Below is the quick guide on how you can add the colors of the rainbow to your diet.

1. Incorporate a little red.
Red foods, such as tomatoes, crimson beets, and cranberries, are excellent sources of vitamin C and folate (vitamin B9). They contain flavonoids and lycopene (the reason behind their red color). Both antioxidants promote heart health, good memory and reduce inflammation, as well as the risk of colorectal, lung, prostate and breast cancer.

2. Add some orange and some yellow.
Eating antioxidant alpha-carotene foods such as carrots, cantaloupe, mangoes, and spaghetti squash can help promote eye health, improve your skin and also help your immune system function better. A study found that people with higher blood levels of alpha-carotene suffered fewer deaths from stomach, colorectal, and pancreatic cancers.

3. Go green.
Green leafy vegetables are excellent sources of vitamins A, K, and calcium. The darker the green pigment, the more antioxidant beta-carotene it contains — and the more an immune system boost and a proven anti-cancer agent your body gets. By eating things like spinach and broccoli, you improve your bone health and regulate blood clotting. A recent study found that eating just over one additional portion of leafy greens a day reduced the risk of type 2 diabetes by 14 percent. A higher intake of plant-based foods also means a more alkaline diet, which is linked to a lower risk of diabetes.

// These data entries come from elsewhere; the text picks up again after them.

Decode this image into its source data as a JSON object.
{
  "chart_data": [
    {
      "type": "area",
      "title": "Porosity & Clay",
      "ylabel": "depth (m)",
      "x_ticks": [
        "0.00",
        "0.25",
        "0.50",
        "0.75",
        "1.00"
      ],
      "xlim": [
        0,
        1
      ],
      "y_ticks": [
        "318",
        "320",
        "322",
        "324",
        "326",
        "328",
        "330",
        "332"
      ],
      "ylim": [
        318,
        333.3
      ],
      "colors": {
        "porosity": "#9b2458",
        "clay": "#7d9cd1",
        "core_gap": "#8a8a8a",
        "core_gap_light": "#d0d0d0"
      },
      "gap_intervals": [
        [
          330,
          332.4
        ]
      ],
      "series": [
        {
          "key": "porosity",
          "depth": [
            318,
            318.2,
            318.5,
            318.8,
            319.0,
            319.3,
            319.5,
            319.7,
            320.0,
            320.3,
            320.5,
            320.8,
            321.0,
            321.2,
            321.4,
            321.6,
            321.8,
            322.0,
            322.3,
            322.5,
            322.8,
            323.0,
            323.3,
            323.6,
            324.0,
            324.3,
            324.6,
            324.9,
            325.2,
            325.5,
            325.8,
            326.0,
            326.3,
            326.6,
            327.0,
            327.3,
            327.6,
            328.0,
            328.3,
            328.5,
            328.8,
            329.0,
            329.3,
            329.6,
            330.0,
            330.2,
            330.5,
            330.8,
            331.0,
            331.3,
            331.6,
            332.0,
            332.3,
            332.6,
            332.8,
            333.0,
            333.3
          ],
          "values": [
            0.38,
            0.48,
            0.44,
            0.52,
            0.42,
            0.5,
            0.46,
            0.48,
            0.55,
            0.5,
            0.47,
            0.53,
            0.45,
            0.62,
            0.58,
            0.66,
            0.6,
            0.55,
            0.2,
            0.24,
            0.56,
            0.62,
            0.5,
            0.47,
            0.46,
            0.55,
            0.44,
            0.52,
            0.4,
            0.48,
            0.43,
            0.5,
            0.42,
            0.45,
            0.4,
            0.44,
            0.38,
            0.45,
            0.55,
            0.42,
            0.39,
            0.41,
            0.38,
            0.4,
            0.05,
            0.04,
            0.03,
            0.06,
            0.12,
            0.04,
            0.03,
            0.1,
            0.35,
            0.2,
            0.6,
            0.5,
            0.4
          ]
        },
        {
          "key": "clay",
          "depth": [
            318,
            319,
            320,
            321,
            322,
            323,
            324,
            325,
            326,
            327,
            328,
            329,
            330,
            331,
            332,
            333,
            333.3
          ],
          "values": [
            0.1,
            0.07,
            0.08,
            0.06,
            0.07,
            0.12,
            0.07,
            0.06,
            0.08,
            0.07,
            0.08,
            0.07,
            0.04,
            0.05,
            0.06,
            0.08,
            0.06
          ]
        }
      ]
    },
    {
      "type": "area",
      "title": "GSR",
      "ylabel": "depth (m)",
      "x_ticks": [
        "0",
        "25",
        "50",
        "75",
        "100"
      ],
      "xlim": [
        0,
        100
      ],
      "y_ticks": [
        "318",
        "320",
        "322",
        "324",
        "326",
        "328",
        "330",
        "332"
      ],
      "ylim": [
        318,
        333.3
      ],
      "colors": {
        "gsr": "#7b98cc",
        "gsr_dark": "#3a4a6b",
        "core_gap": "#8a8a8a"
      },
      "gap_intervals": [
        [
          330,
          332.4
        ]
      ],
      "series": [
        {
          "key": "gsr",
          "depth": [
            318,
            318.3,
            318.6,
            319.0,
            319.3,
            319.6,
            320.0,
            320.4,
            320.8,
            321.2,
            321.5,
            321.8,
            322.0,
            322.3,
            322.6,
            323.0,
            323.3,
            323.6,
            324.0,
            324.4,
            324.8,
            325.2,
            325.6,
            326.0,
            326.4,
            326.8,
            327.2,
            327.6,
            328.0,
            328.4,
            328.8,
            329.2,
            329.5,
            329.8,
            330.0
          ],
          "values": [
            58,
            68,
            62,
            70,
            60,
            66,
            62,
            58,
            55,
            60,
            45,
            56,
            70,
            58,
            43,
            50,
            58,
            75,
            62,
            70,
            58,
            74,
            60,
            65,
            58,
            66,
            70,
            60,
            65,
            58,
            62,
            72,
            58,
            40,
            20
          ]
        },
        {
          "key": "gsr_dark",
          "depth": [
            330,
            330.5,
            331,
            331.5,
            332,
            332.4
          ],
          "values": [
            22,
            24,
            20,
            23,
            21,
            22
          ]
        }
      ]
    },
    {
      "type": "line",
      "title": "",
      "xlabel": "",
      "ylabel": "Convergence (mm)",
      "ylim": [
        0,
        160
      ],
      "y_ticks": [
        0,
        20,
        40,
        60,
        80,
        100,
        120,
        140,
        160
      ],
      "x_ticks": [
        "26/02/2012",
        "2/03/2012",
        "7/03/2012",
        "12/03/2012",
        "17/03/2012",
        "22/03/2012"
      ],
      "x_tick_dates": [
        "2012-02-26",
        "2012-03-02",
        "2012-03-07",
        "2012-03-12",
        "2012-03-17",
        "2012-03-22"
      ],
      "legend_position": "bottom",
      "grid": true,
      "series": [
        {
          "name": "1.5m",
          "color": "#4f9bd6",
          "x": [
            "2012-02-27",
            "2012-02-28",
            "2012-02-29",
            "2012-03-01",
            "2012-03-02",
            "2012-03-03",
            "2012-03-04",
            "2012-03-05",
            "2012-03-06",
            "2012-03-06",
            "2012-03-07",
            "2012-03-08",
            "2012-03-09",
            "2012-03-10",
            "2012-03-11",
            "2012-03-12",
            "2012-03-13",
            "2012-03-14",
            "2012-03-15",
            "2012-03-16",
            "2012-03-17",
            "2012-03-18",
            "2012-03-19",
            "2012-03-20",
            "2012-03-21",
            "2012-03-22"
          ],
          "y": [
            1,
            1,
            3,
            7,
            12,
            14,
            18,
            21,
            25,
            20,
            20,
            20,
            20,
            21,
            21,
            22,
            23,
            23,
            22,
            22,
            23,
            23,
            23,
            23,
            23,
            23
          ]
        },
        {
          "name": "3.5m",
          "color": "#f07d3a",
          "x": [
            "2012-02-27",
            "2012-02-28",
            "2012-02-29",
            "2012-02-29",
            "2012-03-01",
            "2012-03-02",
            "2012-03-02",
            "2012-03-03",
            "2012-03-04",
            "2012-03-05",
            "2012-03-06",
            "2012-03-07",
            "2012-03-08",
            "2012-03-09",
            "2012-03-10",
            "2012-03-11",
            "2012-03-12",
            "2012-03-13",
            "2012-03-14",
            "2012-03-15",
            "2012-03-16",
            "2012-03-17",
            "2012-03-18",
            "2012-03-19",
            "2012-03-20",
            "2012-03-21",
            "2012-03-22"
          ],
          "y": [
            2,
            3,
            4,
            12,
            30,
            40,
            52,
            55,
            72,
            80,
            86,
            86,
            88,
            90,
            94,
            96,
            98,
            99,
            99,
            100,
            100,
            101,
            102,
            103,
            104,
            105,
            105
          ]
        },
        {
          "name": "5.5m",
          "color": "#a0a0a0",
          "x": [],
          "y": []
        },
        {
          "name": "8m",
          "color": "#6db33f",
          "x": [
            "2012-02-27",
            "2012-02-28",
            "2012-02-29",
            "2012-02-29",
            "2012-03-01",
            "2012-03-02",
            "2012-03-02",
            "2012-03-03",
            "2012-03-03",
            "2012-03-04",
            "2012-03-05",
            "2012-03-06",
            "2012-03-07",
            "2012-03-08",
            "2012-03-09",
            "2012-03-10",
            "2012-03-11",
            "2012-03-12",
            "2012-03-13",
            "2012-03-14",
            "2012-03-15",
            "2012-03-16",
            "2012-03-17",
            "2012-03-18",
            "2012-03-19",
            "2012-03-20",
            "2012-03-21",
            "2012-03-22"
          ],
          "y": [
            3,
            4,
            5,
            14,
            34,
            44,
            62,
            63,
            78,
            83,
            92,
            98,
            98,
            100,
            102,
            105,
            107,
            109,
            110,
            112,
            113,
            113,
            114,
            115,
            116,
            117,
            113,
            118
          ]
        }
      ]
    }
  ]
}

4. Pick blue and purple food.
Foods such as blueberries, purple grapes, and eggplants help memory, heart health and can also reduce your risk of macular degeneration (the leading cause of vision loss). The blue or purple color comes from anthocyanins, which are powerful antioxidants that can help prevent certain cancers, such as colorectal and esophageal cancer.

5. Don't forget the foods of white and tan.
Although they are not technically "colorful, "you should not skimp on white and tan foods when composing a plate to prevent cancer and promote overall health. White foods, such as yogurt and cheese, contain vitamin D, calcium and phosphorus that promote bone health. Some yogurts also contain probios that benefit your digestive and immune systems. Even the National Institute of Health recognizes the anti-cancer properties of garlic, a member of the vegetable allium family, and suggests that it be included in your diet.